# Publishing the Westminster Standards?



## NaphtaliPress (Mar 12, 2007)

At some point if I ever complete my critical text work I may want to produce an edition or editions of the Westminster Standards. I'm trolling here for what folks preferences might be in such a publication. Is there any format (size, binding, etc) edition of the standards you'd like to see that maybe isn't available? Likes and dislikes about current choices available?


----------



## Kevin (Mar 12, 2007)

Chris, what I would love to have would be an edition that showed me the various texts used by diferent reformed bodies. 

I have the FPP hardback that I use as my "everyday" WCF however it is not the ARP version so I often have to double check the wording in my ARP edition. I did the same thing when I was in the PCA.

What would be nice would be to have the 1647 text in one column with all of the varient readings next to it. That way in one place I could see how (or if) the PCA, OPC, ARP versions varied from each other and from the "original".

An edition like this would be valuable to elders, as well as to researchers. Aside from the obvious benifits it would (possibly) act as a restraning influence by pointing readers to innovations. Thus if all 3 major conservative denominations had the same (or similar) wording and you committee was working on revisions it may keep you from going to far "off the resevation".

Also potential market could be fairly large if you could get any groups to use you edition as their in-house version.


----------



## wsw201 (Mar 12, 2007)

I like the one done by Morton Smith where he had the Confession along with the corresponding larger and shorter catechism in side by side columns.


----------



## NaphtaliPress (Mar 12, 2007)

Thanks for the input. Would a coatpocket edition be attractive? Softcover, maybe leather? Would the WCF and Catechisms be sufficient or should all the traditional documents be included?


----------



## wsw201 (Mar 12, 2007)

Which version would you be publishing?


----------



## NaphtaliPress (Mar 12, 2007)

Wayne,
I'm not sure what you mean; I would be publishing a new critical text, including noting all the official, and sometimes unofficial, American denominational variations, and longstanding errors. Not every edition would have to have all the critical notes, but the published text would reflect the research. For instance, in the forthcoming critical text of Larger Catechism 1 through 50, which will, DV, run in the 2007 issue of _The Confessional Presbyterian,_ there are over 450 notes on variations and errors (and that's just on the first 50 Q&As). That would be a bit much to include in a pocket edition, but the official changes and significant textual errors could easily be noted perhaps.


----------



## wsw201 (Mar 12, 2007)

What I meant was the American version or the original.


----------



## NaphtaliPress (Mar 12, 2007)

Ok. Kinda both then to answer your question. I've collated or am collating over 130 editions including the MSS and all of the important American families (the PCUSA probably has the largest string of denominationally published editions; I have them numbered a-k, and there are a few more than that even).


----------



## ADKing (Mar 12, 2007)

NaphtaliPress said:


> Thanks for the input. Would a coatpocket edition be attractive? Softcover, maybe leather? Would the WCF and Catechisms be sufficient or should all the traditional documents be included?

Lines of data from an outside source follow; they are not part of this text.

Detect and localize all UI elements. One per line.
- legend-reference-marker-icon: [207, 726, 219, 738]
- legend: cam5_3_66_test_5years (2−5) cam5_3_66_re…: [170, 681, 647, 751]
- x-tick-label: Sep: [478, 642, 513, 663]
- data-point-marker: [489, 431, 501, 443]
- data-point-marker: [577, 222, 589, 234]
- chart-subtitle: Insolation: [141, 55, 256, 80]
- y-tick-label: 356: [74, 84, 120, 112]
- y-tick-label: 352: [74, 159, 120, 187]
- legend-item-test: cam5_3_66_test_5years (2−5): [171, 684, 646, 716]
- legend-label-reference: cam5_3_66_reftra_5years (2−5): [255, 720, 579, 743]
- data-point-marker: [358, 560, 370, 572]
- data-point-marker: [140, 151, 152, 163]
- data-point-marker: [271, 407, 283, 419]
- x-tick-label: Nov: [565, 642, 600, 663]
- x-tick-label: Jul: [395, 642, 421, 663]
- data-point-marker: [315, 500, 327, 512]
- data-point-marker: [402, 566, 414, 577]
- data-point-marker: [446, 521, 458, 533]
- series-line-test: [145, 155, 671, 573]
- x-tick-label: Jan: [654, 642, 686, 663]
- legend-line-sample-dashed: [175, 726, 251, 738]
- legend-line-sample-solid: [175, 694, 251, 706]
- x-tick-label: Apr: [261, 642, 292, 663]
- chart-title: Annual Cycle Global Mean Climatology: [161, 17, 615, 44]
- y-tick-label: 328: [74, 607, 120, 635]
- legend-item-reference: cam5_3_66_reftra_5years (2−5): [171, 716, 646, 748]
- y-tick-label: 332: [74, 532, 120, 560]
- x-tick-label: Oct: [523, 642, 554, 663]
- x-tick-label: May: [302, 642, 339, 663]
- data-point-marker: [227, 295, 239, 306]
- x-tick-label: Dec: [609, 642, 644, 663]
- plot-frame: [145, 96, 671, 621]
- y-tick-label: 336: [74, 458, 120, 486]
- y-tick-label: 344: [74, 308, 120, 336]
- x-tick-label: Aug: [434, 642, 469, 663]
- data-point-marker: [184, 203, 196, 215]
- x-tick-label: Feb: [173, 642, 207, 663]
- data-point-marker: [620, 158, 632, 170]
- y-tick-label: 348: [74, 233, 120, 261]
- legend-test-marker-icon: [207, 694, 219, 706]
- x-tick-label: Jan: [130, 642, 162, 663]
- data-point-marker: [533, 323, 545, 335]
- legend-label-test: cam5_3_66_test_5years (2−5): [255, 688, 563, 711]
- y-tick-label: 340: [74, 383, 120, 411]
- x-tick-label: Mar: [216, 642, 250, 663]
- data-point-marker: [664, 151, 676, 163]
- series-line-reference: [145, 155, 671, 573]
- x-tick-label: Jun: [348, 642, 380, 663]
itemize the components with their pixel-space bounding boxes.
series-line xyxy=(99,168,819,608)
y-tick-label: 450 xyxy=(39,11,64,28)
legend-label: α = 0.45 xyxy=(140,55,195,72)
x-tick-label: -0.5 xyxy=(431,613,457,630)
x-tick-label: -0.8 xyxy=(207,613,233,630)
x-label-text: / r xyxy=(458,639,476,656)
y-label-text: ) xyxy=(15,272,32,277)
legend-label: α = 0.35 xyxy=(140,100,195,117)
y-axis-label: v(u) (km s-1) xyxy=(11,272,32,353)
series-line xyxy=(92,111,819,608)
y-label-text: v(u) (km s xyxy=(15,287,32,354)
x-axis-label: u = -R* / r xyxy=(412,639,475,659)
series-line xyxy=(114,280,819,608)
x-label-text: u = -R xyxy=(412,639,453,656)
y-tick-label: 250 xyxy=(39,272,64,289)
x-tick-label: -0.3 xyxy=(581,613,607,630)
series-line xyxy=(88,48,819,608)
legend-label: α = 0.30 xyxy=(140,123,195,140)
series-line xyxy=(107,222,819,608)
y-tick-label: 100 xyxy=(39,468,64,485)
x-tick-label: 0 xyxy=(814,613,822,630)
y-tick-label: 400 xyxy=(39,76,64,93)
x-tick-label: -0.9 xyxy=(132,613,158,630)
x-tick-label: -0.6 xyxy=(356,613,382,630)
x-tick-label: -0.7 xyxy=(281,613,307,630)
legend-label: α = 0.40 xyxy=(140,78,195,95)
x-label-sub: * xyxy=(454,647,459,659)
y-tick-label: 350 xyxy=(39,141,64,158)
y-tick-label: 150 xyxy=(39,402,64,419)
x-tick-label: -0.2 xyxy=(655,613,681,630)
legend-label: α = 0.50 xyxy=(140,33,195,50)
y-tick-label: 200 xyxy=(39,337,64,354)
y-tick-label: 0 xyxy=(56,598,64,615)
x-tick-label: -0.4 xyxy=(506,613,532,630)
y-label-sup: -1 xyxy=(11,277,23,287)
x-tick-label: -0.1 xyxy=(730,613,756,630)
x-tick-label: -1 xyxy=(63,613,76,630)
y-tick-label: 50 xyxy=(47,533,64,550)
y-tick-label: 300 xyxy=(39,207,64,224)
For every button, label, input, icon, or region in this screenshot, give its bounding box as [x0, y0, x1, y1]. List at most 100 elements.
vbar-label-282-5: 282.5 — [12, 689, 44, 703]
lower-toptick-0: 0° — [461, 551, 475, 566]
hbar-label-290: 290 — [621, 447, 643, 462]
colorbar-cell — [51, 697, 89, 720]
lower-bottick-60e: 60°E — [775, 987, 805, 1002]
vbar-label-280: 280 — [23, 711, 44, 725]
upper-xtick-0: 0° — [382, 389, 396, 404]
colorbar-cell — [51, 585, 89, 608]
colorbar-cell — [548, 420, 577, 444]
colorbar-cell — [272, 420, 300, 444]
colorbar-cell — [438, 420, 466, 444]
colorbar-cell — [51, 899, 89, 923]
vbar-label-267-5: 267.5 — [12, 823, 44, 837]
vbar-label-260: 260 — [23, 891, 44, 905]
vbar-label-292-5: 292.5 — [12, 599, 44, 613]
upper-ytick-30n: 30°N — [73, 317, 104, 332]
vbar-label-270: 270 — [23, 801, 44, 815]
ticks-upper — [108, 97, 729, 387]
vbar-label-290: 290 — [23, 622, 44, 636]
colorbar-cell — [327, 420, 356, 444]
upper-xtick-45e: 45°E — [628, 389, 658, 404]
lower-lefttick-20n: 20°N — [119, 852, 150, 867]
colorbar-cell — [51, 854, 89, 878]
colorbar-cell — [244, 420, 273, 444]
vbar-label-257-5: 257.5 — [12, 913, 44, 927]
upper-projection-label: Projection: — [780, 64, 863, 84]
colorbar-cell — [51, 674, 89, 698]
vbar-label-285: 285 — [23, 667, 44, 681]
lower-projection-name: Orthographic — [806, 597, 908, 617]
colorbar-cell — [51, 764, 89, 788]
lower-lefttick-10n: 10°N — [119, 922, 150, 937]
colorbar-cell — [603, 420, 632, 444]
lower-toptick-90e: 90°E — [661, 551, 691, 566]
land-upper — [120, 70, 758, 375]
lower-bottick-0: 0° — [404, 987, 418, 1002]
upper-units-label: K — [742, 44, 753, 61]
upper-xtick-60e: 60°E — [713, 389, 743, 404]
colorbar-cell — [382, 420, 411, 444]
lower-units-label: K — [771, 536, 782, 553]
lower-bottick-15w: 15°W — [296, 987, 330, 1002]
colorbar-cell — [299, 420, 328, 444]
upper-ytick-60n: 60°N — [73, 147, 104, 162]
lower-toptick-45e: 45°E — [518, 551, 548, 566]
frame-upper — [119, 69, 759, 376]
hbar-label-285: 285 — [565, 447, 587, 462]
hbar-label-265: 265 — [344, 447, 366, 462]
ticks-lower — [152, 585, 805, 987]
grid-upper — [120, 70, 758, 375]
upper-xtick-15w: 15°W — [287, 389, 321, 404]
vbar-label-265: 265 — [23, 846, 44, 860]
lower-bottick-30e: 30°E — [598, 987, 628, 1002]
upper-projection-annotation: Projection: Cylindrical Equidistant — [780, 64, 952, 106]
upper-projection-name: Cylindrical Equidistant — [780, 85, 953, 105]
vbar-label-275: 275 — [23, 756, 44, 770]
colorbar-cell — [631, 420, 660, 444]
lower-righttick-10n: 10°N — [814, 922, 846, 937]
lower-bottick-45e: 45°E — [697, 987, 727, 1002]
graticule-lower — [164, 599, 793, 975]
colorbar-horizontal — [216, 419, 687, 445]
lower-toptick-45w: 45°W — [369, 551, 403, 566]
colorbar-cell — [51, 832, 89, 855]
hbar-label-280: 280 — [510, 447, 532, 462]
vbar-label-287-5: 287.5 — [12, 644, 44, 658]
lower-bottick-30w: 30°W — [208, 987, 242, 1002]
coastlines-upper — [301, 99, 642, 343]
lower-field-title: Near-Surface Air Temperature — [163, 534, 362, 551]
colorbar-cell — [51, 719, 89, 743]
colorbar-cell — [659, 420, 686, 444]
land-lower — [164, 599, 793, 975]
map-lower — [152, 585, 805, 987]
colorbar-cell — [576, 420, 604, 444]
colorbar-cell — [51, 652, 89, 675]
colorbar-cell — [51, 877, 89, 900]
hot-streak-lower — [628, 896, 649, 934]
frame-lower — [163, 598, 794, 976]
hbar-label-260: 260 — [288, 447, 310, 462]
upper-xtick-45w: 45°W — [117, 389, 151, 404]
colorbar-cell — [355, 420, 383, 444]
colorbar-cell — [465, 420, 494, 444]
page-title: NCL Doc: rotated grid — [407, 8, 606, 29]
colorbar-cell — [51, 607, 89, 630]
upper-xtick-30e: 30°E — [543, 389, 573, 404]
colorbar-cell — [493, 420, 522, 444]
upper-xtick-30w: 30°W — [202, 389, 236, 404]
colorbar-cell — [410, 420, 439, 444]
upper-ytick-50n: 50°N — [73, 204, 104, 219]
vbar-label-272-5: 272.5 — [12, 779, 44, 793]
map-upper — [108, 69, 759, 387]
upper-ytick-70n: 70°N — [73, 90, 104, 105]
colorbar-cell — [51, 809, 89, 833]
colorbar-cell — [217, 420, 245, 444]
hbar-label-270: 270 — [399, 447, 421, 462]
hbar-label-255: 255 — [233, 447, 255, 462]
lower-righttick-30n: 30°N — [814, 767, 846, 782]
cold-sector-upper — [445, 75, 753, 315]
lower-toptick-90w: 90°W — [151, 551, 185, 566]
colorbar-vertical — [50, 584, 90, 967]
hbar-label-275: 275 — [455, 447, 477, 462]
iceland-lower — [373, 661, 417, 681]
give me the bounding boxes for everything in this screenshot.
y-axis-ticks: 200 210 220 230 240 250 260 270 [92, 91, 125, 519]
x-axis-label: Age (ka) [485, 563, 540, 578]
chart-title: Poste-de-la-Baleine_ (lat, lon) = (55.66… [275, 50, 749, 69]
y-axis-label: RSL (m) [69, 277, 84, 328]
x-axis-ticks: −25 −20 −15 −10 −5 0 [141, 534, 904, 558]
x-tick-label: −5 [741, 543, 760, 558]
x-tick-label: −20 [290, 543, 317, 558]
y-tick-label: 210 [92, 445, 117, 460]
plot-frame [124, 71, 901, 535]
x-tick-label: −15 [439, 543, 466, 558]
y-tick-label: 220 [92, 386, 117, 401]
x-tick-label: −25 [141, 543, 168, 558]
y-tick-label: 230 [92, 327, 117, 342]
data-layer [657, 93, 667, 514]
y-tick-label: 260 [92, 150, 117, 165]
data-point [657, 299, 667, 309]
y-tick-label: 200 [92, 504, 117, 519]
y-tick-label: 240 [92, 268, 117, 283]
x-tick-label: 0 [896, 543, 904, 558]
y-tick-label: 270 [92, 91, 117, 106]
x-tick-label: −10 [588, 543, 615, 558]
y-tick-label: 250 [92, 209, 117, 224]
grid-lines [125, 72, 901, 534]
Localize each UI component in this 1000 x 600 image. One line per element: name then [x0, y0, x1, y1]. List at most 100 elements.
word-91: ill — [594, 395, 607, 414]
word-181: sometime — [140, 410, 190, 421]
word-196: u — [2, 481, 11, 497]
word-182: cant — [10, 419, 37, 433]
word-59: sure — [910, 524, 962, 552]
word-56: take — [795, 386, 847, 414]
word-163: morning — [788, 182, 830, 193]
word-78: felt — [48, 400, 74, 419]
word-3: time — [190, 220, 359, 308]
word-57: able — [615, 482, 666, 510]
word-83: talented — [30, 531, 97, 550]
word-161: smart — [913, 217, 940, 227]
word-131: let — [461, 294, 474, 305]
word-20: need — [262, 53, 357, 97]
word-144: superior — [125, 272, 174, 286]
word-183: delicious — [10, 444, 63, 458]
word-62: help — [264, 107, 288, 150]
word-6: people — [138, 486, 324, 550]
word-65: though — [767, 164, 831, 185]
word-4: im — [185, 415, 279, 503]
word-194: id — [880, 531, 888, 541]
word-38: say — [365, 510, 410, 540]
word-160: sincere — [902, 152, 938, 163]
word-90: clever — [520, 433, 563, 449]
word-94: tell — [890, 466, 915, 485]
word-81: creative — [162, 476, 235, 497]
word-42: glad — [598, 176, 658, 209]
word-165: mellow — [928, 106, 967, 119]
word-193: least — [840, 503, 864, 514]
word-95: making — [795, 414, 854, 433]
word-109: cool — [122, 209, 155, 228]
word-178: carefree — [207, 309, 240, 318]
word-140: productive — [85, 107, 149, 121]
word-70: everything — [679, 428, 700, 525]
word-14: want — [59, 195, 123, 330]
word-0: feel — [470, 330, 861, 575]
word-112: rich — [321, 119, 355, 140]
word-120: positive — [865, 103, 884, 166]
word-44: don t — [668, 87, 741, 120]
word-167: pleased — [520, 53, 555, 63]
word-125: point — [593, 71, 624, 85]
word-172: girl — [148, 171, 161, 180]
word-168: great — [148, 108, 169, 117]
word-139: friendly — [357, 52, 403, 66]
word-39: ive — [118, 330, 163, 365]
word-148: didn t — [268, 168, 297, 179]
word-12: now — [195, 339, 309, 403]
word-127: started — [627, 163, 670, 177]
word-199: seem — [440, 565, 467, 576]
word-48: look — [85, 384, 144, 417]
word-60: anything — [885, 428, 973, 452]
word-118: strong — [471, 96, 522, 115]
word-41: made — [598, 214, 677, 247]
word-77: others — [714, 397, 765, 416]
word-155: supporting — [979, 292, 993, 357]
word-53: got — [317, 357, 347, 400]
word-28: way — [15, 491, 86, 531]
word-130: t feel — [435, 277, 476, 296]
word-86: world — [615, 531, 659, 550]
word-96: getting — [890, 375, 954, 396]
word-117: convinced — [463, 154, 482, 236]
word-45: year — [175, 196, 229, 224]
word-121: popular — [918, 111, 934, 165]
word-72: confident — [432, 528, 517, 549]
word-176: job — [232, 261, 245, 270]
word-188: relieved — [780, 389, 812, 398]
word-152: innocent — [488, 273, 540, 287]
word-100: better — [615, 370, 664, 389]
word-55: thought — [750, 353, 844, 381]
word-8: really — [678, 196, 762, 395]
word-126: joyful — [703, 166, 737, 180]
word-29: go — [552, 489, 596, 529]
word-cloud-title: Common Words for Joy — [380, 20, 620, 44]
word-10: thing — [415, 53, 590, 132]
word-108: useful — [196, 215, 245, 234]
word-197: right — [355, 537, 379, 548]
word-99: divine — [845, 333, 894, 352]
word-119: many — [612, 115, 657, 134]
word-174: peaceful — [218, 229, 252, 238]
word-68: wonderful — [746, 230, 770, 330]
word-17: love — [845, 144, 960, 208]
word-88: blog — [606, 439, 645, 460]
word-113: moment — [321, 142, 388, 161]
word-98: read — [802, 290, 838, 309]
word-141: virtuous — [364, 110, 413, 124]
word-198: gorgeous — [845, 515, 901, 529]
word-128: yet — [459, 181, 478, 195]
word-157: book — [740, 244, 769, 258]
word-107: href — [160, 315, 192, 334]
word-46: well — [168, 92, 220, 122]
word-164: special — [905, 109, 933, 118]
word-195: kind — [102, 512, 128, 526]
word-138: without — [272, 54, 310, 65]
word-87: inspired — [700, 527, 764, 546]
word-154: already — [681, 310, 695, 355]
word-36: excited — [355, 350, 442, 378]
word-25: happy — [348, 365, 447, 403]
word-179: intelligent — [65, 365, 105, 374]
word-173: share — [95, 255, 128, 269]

I would not be as interested in a leather edition if it meant the cost would be higher. It sounds like a very valuable endeavor but as one who already has and uses the FP version, if it were too expensive I probably couldn't justify getting another one. And of course, I welcome anything that helps me justify getting another book  

My personal preference is to see _*all*_ the "traditional" documents included. Too often Presbyterians lose sight of what the Westminster Assembly was really doing. They wanted a uniformity of religion in doctrine, worship, government and discipline. Having all the documents emphasizes this, in my personal opinion. If Presbyterians today would like to see that same goal achieved, we should return to one of the best expressions of that desire in all the documents produced by the Assembly.


----------



## NaphtaliPress (Mar 12, 2007)

I tend to agree on including the traditional documents (original Westminster and traditional Scottish). But, the beauty once the text is done, is there can me multiple editions. I don't think MSS survive on every one of these to do uniform work like I'm doing on the WCF and Catechisms; Chad Van Dixhoorn would know. I'm pretty sure I don't want to do MSS work on the Directory for Public Worship though (though it figures briefly in my 2005 CPJ article on Carruthers work); there are evidently two, and the copies of the one I have are really hard going, as opposed to the two of the WLC I transcribed for the Westminster Assembly Project. At some point, just because it has been the old standard, I would probably want to do something akin to the FP edition, with Scripture texts in full. The J&H is essentially, except for the Carruthers' text of the WCF, the Library edition published by Johnstone & Hunter in 1855 (a very nice find if you can get a copy). And the J&H follows the traditional form set in 1728 by Lumisden & Robertson (I fancy the 1736 L&R above all the 18th century editions except probably the Kincaid of 1773 which is one of the largest, but my example is in poor shape, though it did once belong to William Carruthers!). One of the nicest 20th century editions is the FP 1958 edition. It is on clay paper and has some heft to it, but is smaller than the ubiquitous green edition. There was one going for $1 on abebooks that I meant to pick up but someone beat me to it.



ADKing said:


> I would not be as interested in a leather edition if it meant the cost would be higher. It sounds like a very valuable endeavor but as one who already has and uses the FP version, if it were too expensive I probably couldn't justify getting another one. And of course, I welcome anything that helps me justify getting another book
> 
> My personal preference is to see _*all*_ the "traditional" documents included. Too often Presbyterians lose sight of what the Westminster Assembly was really doing. They wanted a uniformity of religion in doctrine, worship, government and discipline. Having all the documents emphasizes this, in my personal opinion. If Presbyterians today would like to see that same goal achieved, we should return to one of the best expressions of that desire in all the documents produced by the Assembly.


----------



## caddy (Mar 20, 2007)

I would love to see a Leather Bound Edtion of all the Creeds & Confessions that are in the back of the _Reformation Study Bible._

Amazon.com: NIV Spirit of the Reformation Study Bible "Black Leather": Books: Richard L. Pratt Jr.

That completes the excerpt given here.